How is a bulging disc treated?
The goal of treatment for anyone with back pain is to alleviate the symptoms and correct the underlying problem (if possible). Options include:
- Medications – For the pain associated with a bulging disc, the pain specialist may prescribe a combination of medications. These include antidepressants, anticonvulsants, narcotic analgesics, and nonsteroidal anti-inflammatory drugs.
- Facet joint injection (FJI) – Also called a nerve block, the doctor will inject the facet joint space with a long-acting anesthetic, using x-ray guidance to assure correct needle placement. This procedure has an 85% efficacy rate.
- Radiofrequency ablation (RFA) – The doctor uses radiofrequency to destroy a portion of nerve root with the RFA procedure. A small needle with a special probe is placed near the affected nerves using x-ray guidance. A recent clinical study showed that 50 percent pain reduction.
- Spinal decompression therapy – This involves use of a specially designed table to gently decompress the disc and lengthen the spinal column. The table exerts a slight force, and a computer controls the force and relaxation.

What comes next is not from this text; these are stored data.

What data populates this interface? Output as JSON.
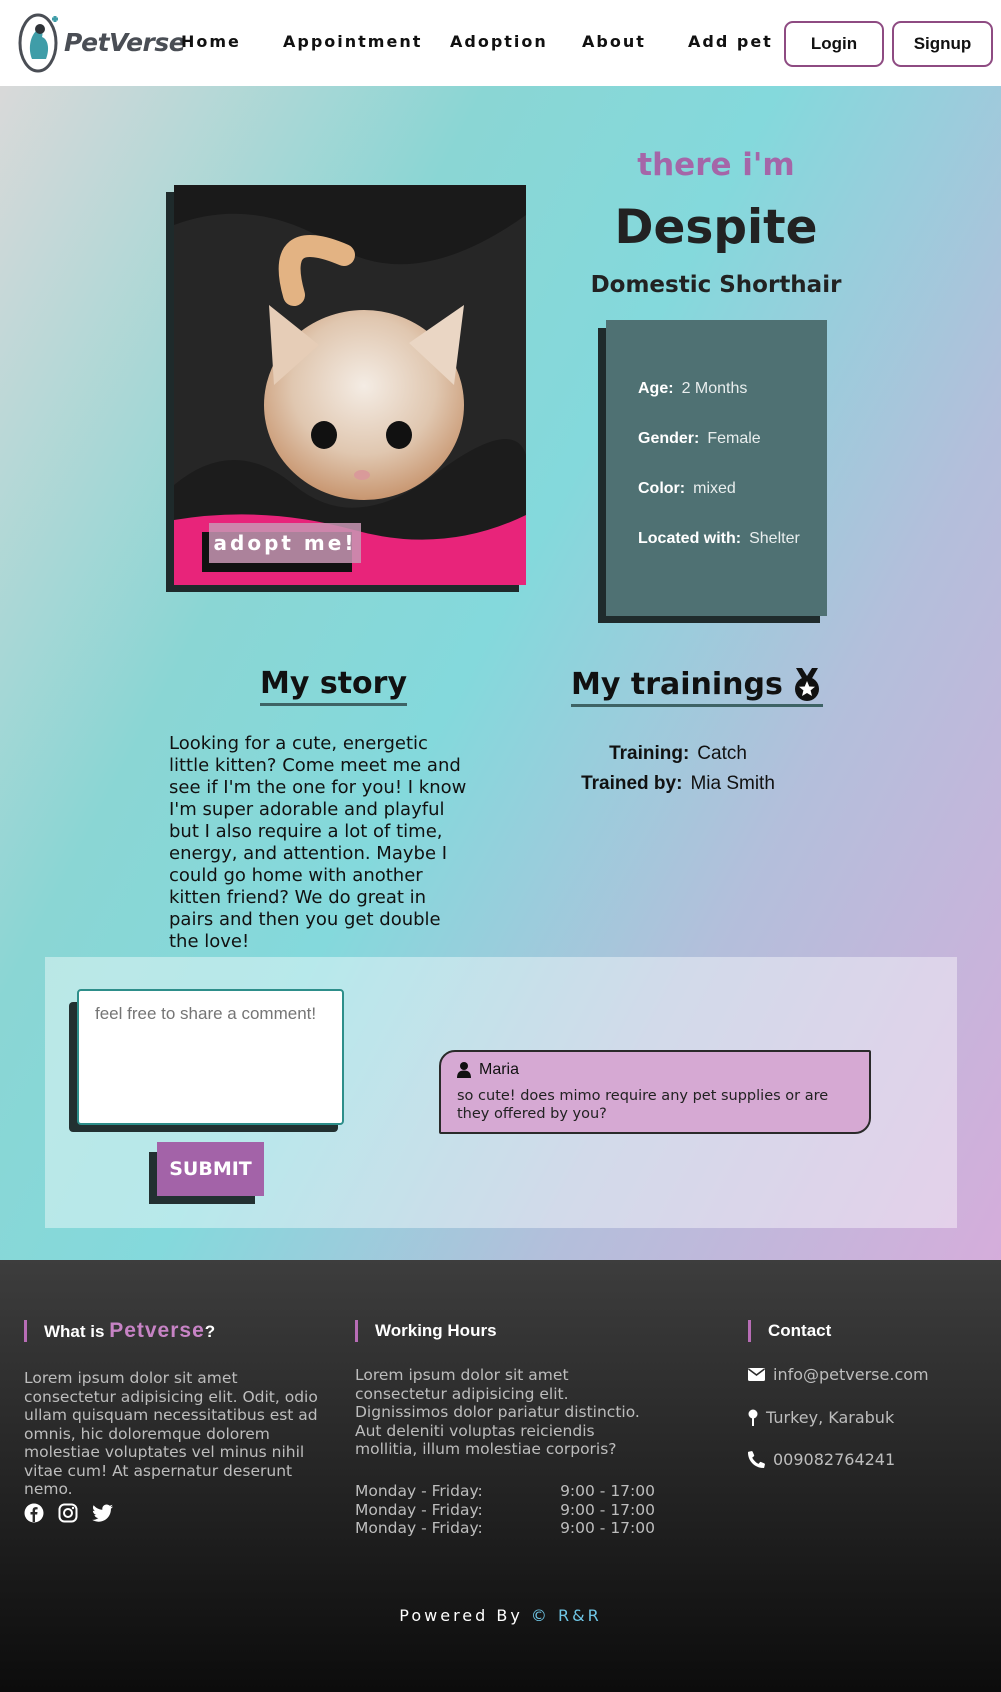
{
  "nav": {
    "brand": "PetVerse",
    "links": [
      "Home",
      "Appointment",
      "Adoption",
      "About",
      "Add pet"
    ],
    "login": "Login",
    "signup": "Signup"
  },
  "pet": {
    "greeting": "there i'm",
    "name": "Despite",
    "breed": "Domestic Shorthair",
    "adopt_label": "adopt me!",
    "details": [
      {
        "label": "Age:",
        "value": "2 Months"
      },
      {
        "label": "Gender:",
        "value": "Female"
      },
      {
        "label": "Color:",
        "value": "mixed"
      },
      {
        "label": "Located with:",
        "value": "Shelter"
      }
    ]
  },
  "story": {
    "heading": "My story",
    "text": "Looking for a cute, energetic little kitten? Come meet me and see if I'm the one for you! I know I'm super adorable and playful but I also require a lot of time, energy, and attention. Maybe I could go home with another kitten friend? We do great in pairs and then you get double the love!"
  },
  "trainings": {
    "heading": "My trainings",
    "training_label": "Training:",
    "training_value": "Catch",
    "trainer_label": "Trained by:",
    "trainer_value": "Mia Smith"
  },
  "comments": {
    "placeholder": "feel free to share a comment!",
    "submit": "SUBMIT",
    "items": [
      {
        "user": "Maria",
        "text": "so cute! does mimo require any pet supplies or are they offered by you?"
      }
    ]
  },
  "footer": {
    "about_heading_prefix": "What is",
    "about_heading_brand": "Petverse",
    "about_heading_suffix": "?",
    "about_text": "Lorem ipsum dolor sit amet consectetur adipisicing elit. Odit, odio ullam quisquam necessitatibus est ad omnis, hic doloremque dolorem molestiae voluptates vel minus nihil vitae cum! At aspernatur deserunt nemo.",
    "hours_heading": "Working Hours",
    "hours_text": "Lorem ipsum dolor sit amet consectetur adipisicing elit. Dignissimos dolor pariatur distinctio. Aut deleniti voluptas reiciendis mollitia, illum molestiae corporis?",
    "hours": [
      {
        "days": "Monday - Friday:",
        "time": "9:00 - 17:00"
      },
      {
        "days": "Monday - Friday:",
        "time": "9:00 - 17:00"
      },
      {
        "days": "Monday - Friday:",
        "time": "9:00 - 17:00"
      }
    ],
    "contact_heading": "Contact",
    "email": "info@petverse.com",
    "location": "Turkey, Karabuk",
    "phone": "009082764241",
    "powered_prefix": "Powered By",
    "powered_brand": "© R&R",
    "social_icons": [
      "facebook-icon",
      "instagram-icon",
      "twitter-icon"
    ]
  },
  "colors": {
    "accent_purple": "#a566a8",
    "info_panel": "#4f7173",
    "footer_dark": "#2c2c2c"
  }
}
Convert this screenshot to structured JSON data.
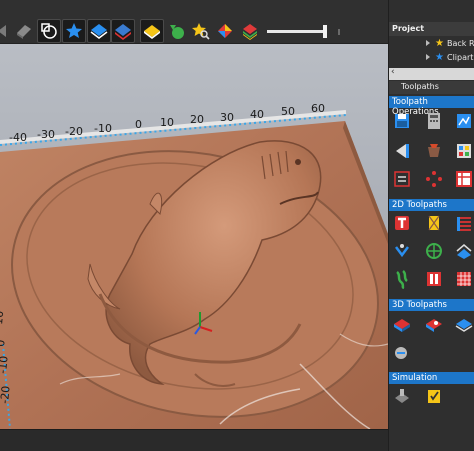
{
  "toolbar": {
    "icons": [
      "view-toggle-icon",
      "select-vectors-icon",
      "node-edit-icon",
      "star-view-icon",
      "layer-blue-icon",
      "layer-red-icon",
      "diamond-yellow-icon",
      "green-circle-icon",
      "star-search-icon",
      "tripod-icon",
      "stripes-icon"
    ],
    "shading_slider": {
      "value": 0.97
    }
  },
  "viewport": {
    "ruler_labels": [
      "-40",
      "-30",
      "-20",
      "-10",
      "0",
      "10",
      "20",
      "30",
      "40",
      "50",
      "60"
    ],
    "side_ruler_labels": [
      "10",
      "0",
      "-10",
      "-20"
    ]
  },
  "project": {
    "header": "Project",
    "items": [
      {
        "label": "Back Re",
        "icon": "star-icon"
      },
      {
        "label": "Clipart",
        "icon": "star-icon"
      }
    ],
    "collapse_label": "‹"
  },
  "toolpaths": {
    "tab_label": "Toolpaths",
    "sections": [
      {
        "title": "Toolpath Operations"
      },
      {
        "title": "2D Toolpaths"
      },
      {
        "title": "3D Toolpaths"
      },
      {
        "title": "Simulation"
      }
    ]
  },
  "colors": {
    "accent": "#1d76c9",
    "wood": "#b5775a",
    "panel": "#2f2f2f"
  }
}
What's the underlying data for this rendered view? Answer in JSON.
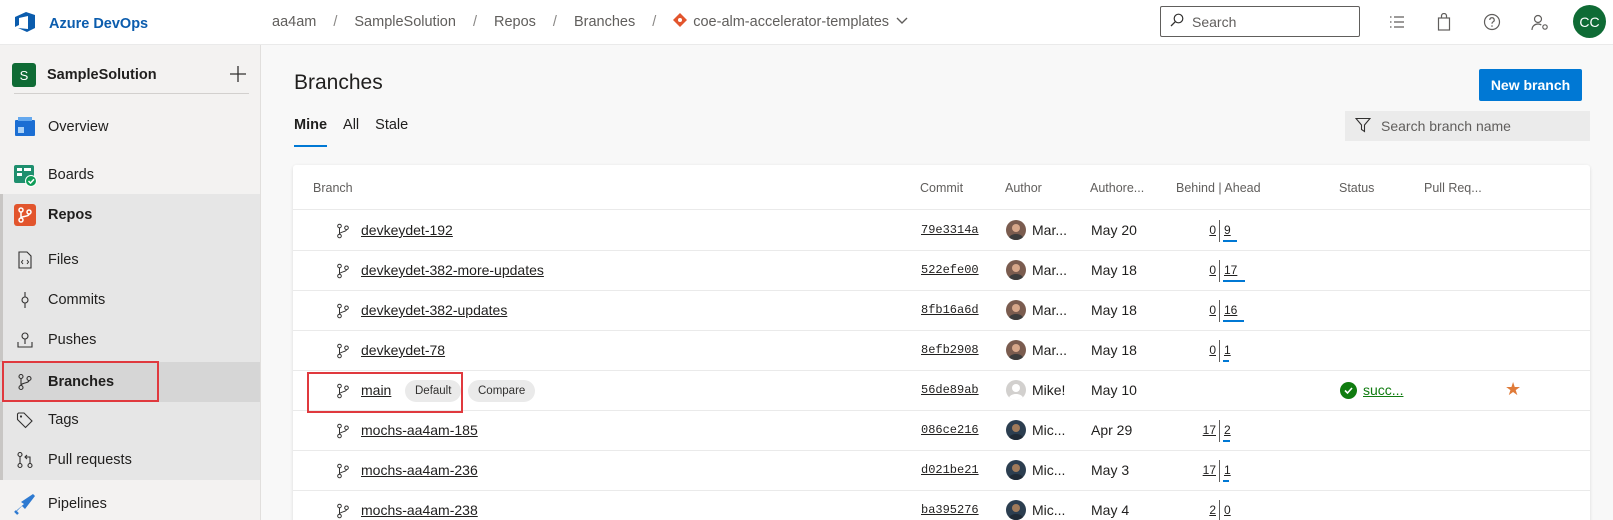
{
  "header": {
    "brand": "Azure DevOps",
    "breadcrumbs": [
      "aa4am",
      "SampleSolution",
      "Repos",
      "Branches"
    ],
    "repo_name": "coe-alm-accelerator-templates",
    "search_placeholder": "Search",
    "user_initials": "CC"
  },
  "sidebar": {
    "project_initial": "S",
    "project_name": "SampleSolution",
    "items": {
      "overview": "Overview",
      "boards": "Boards",
      "repos": "Repos",
      "files": "Files",
      "commits": "Commits",
      "pushes": "Pushes",
      "branches": "Branches",
      "tags": "Tags",
      "pull_requests": "Pull requests",
      "pipelines": "Pipelines"
    }
  },
  "main": {
    "title": "Branches",
    "new_branch_label": "New branch",
    "tabs": [
      "Mine",
      "All",
      "Stale"
    ],
    "filter_placeholder": "Search branch name",
    "columns": {
      "branch": "Branch",
      "commit": "Commit",
      "author": "Author",
      "authored": "Authore...",
      "behind_ahead": "Behind | Ahead",
      "status": "Status",
      "pull_request": "Pull Req..."
    },
    "rows": [
      {
        "name": "devkeydet-192",
        "commit": "79e3314a",
        "author": "Mar...",
        "date": "May 20",
        "behind": "0",
        "ahead": "9",
        "ahead_fraction": 0.55
      },
      {
        "name": "devkeydet-382-more-updates",
        "commit": "522efe00",
        "author": "Mar...",
        "date": "May 18",
        "behind": "0",
        "ahead": "17",
        "ahead_fraction": 1.0
      },
      {
        "name": "devkeydet-382-updates",
        "commit": "8fb16a6d",
        "author": "Mar...",
        "date": "May 18",
        "behind": "0",
        "ahead": "16",
        "ahead_fraction": 0.95
      },
      {
        "name": "devkeydet-78",
        "commit": "8efb2908",
        "author": "Mar...",
        "date": "May 18",
        "behind": "0",
        "ahead": "1",
        "ahead_fraction": 0.1
      },
      {
        "name": "main",
        "default_label": "Default",
        "compare_label": "Compare",
        "commit": "56de89ab",
        "author": "Mike!",
        "date": "May 10",
        "behind": "",
        "ahead": "",
        "status": "succ...",
        "favorite": true
      },
      {
        "name": "mochs-aa4am-185",
        "commit": "086ce216",
        "author": "Mic...",
        "date": "Apr 29",
        "behind": "17",
        "ahead": "2",
        "ahead_fraction": 0.15
      },
      {
        "name": "mochs-aa4am-236",
        "commit": "d021be21",
        "author": "Mic...",
        "date": "May 3",
        "behind": "17",
        "ahead": "1",
        "ahead_fraction": 0.1
      },
      {
        "name": "mochs-aa4am-238",
        "commit": "ba395276",
        "author": "Mic...",
        "date": "May 4",
        "behind": "2",
        "ahead": "0",
        "ahead_fraction": 0
      }
    ]
  },
  "colors": {
    "accent": "#0078d4",
    "brand_green": "#0f6b35",
    "success": "#107c10",
    "favorite": "#e07b39",
    "highlight_box": "#e0393e"
  }
}
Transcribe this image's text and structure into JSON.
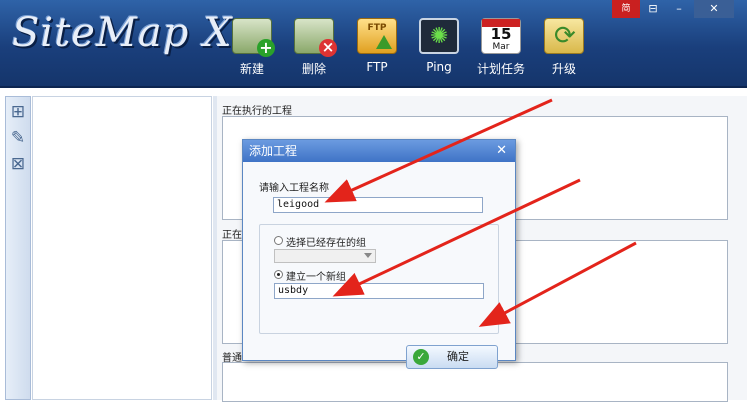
{
  "app": {
    "logo_text": "SiteMap X"
  },
  "toolbar": {
    "new_label": "新建",
    "delete_label": "删除",
    "ftp_label": "FTP",
    "ftp_icon_text": "FTP",
    "ping_label": "Ping",
    "schedule_label": "计划任务",
    "schedule_icon_day": "15",
    "schedule_icon_month": "Mar",
    "upgrade_label": "升级"
  },
  "window_controls": {
    "lang": "简",
    "restore": "⊟",
    "minimize": "–",
    "close": "✕"
  },
  "main": {
    "running_label": "正在执行的工程",
    "section2_label": "正在",
    "section3_label": "普通"
  },
  "dialog": {
    "title": "添加工程",
    "close": "✕",
    "name_label": "请输入工程名称",
    "name_value": "leigood",
    "radio_existing_label": "选择已经存在的组",
    "radio_new_label": "建立一个新组",
    "new_group_value": "usbdy",
    "ok_label": "确定"
  },
  "colors": {
    "header": "#1a3f7c",
    "dialog_title": "#3f73c6",
    "arrow": "#e3241b"
  }
}
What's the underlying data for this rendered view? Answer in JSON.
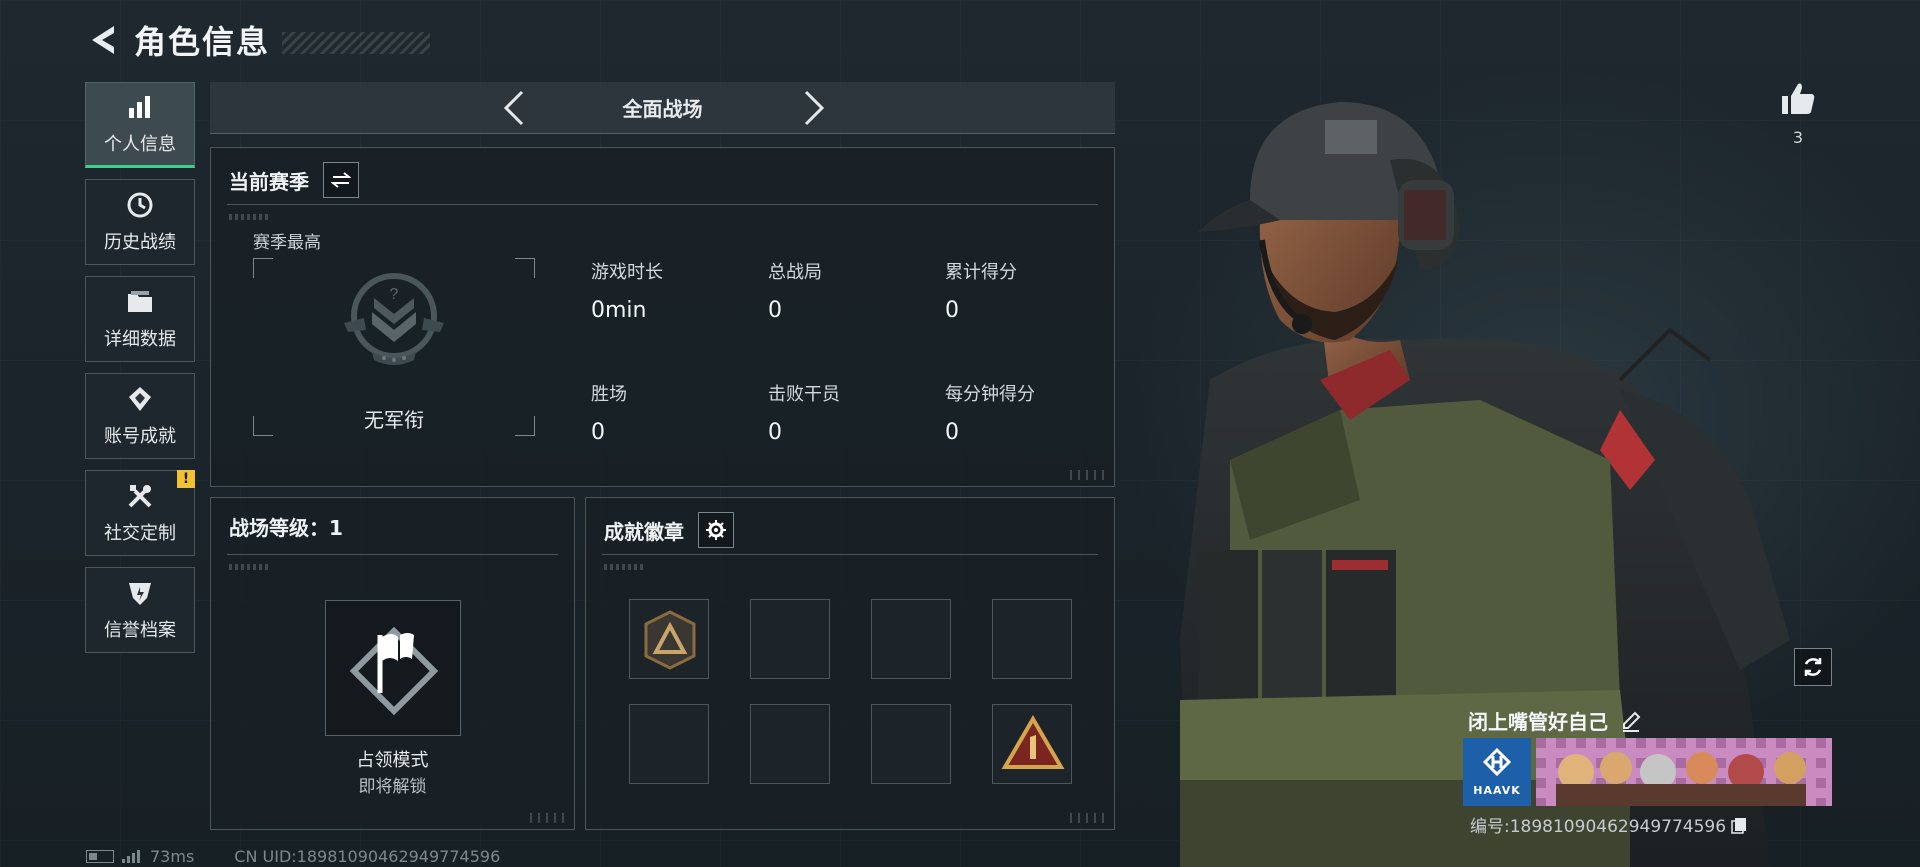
{
  "header": {
    "title": "角色信息"
  },
  "sidebar": {
    "items": [
      {
        "label": "个人信息",
        "icon": "bar-chart-icon",
        "active": true
      },
      {
        "label": "历史战绩",
        "icon": "history-icon"
      },
      {
        "label": "详细数据",
        "icon": "folder-icon"
      },
      {
        "label": "账号成就",
        "icon": "achievement-icon"
      },
      {
        "label": "社交定制",
        "icon": "tools-icon",
        "alert": "!"
      },
      {
        "label": "信誉档案",
        "icon": "shield-icon"
      }
    ]
  },
  "mode": {
    "title": "全面战场"
  },
  "season": {
    "title": "当前赛季",
    "best_label": "赛季最高",
    "rank_name": "无军衔",
    "stats": [
      {
        "label": "游戏时长",
        "value": "0min"
      },
      {
        "label": "总战局",
        "value": "0"
      },
      {
        "label": "累计得分",
        "value": "0"
      },
      {
        "label": "胜场",
        "value": "0"
      },
      {
        "label": "击败干员",
        "value": "0"
      },
      {
        "label": "每分钟得分",
        "value": "0"
      }
    ]
  },
  "level": {
    "title": "战场等级：1",
    "mode_name": "占领模式",
    "mode_status": "即将解锁"
  },
  "badges": {
    "title": "成就徽章"
  },
  "likes": {
    "count": "3"
  },
  "player": {
    "name": "闭上嘴管好自己",
    "clan_logo_text": "HAAVK",
    "id_text": "编号:18981090462949774596"
  },
  "status": {
    "ping": "73ms",
    "uid": "CN UID:18981090462949774596"
  },
  "colors": {
    "accent": "#34d58a",
    "alert": "#f2c230",
    "bg": "#1a2329"
  }
}
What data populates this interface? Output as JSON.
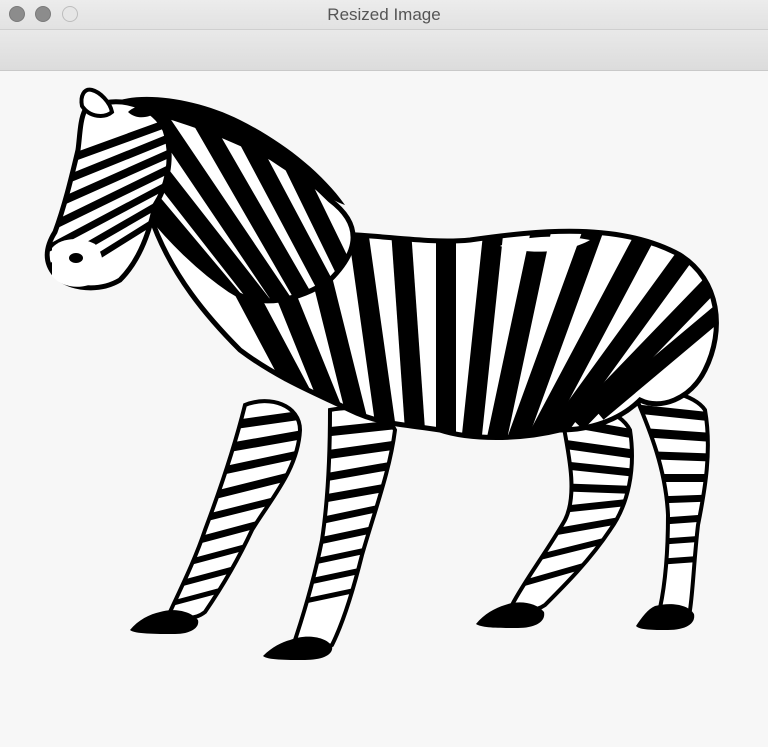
{
  "window": {
    "title": "Resized Image",
    "controls": {
      "close": "close-button",
      "minimize": "minimize-button",
      "zoom": "zoom-button"
    }
  },
  "image": {
    "subject": "zebra",
    "colors": {
      "ink": "#000000",
      "paper": "#ffffff",
      "background": "#f7f7f7"
    }
  }
}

- Epidural steroid injection (ESI) – This procedure involves an injection of a long-acting corticosteroid into the epidural space. This space lies near the spinal cord and nerves. A recent clinical study found that ESI has a 90% success rate.
- Acupuncture – To stimulate the release of endorphins, restore energy flow through the body, and stimulate the body’s healing properties, acupuncture can be used. In a recent review of studies where acupuncture was used to treat chronic pain, this treatment was found to be superior to placebo.
- Intradiscal injection – The doctor can inject the painful disc with a corticosteroid or special solution. A recent study found that intradiscal injection decreased incidence of ossification and relieved back pain.